I won’t discuss all the details, but for example, we can generate a list of the 5 latest blog posts from my Medium page via:

#### 📖 My latest blog posts
{{- range rss "https://jetzlstorfer.medium.com/feed" 5 }}
- [{{ .Title }}]({{ .URL }}) ({{ humanize .PublishedAt }})
{{- end }}

For more details, please visit the official documentation or have a look at the template file in my repo.

As a next step, we are going to automate the processing of the Markscribe template with the GitHub Action provided by the same author.

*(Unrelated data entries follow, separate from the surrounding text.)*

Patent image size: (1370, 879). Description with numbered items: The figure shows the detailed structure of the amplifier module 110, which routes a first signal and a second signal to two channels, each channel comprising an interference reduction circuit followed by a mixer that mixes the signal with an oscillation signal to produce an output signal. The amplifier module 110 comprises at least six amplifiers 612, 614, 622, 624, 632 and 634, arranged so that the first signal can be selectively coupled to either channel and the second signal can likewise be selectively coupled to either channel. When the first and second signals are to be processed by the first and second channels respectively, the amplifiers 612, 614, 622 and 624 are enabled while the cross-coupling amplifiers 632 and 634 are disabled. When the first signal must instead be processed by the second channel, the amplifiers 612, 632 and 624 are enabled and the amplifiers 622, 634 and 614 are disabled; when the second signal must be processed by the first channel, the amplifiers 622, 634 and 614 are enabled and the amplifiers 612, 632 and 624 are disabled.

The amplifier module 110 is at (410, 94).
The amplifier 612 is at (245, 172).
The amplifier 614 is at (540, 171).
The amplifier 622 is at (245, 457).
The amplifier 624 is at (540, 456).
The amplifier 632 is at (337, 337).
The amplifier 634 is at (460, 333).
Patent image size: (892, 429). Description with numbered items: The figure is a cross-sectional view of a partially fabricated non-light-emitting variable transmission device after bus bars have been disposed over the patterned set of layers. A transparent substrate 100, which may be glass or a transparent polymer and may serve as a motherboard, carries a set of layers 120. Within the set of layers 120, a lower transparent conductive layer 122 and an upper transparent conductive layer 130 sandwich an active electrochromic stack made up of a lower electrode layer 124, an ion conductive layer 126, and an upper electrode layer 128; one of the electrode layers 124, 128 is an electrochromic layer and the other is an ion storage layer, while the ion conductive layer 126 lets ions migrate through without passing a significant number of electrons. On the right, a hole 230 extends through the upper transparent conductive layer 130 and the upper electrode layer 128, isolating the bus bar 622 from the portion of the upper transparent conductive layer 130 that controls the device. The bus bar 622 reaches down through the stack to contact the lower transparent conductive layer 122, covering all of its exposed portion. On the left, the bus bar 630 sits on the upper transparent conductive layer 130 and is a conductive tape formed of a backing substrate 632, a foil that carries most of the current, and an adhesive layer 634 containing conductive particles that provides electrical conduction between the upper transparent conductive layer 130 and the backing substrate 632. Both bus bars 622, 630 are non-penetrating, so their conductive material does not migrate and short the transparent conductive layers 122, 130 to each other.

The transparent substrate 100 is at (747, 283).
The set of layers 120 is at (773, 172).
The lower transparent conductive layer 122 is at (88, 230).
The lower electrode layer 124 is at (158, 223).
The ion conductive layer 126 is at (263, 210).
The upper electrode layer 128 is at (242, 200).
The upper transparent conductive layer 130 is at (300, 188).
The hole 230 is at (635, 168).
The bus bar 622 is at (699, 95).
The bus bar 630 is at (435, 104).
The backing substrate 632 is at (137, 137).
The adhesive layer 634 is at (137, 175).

Let us now create a new file ./github/workflows/readme-scribe.yml with the following contents:

name: Update README

on:
push:
schedule:
- cron: "0 0 * * */1" # runs at 0:00 UTC each day

jobs:
markscribe:
runs-on: ubuntu-latest

steps:
- uses: actions/checkout@v3.3.0

- uses: muesli/readme-scribe@v0.1
env:
GITHUB_TOKEN: ${{ secrets.PERSONAL_GITHUB_TOKEN }}
with:
template: "templates/README.md.tpl"
writeTo: "README.md"

- uses: stefanzweifel/git-auto-commit-action@v4
env:
GITHUB_TOKEN: ${{ secrets.GITHUB_TOKEN }}
with:
commit_message: Update generated README
branch: main
commit_user_name: readme-scribe 🤖
commit_user_email: actions@github.com
commit_author: readme-scribe 🤖 <actions@github.com>

This workflow will run on each push to the repo and on a fixed schedule. As you can see, it is going to use the README.md.tpl template to process its contents and create a REAMDE.md file. This file is then committed to the repo by the next action. There is some devil in the details that you need to provide a personal access token to access some of the contents from GitHub via the GitHub API. Depending on your usecase you might need it or you can skip it. Again, have a look at the official docs to learn more.

Voila

Let’s have a look at what we’ve just created! This is a screenshot of my current public profile including my latest blog posts (I haven’t been too active lately…), my latest contributions, my followers, my starred repositories, and even my badges from Credly.

github profile

Have a look at my repo to find all details: https://github.com/jetzlstorfer

Kudos to all open-source repos I mentioned in the blog and to the blog post from Engin Dirin who did similar work and inspired this article.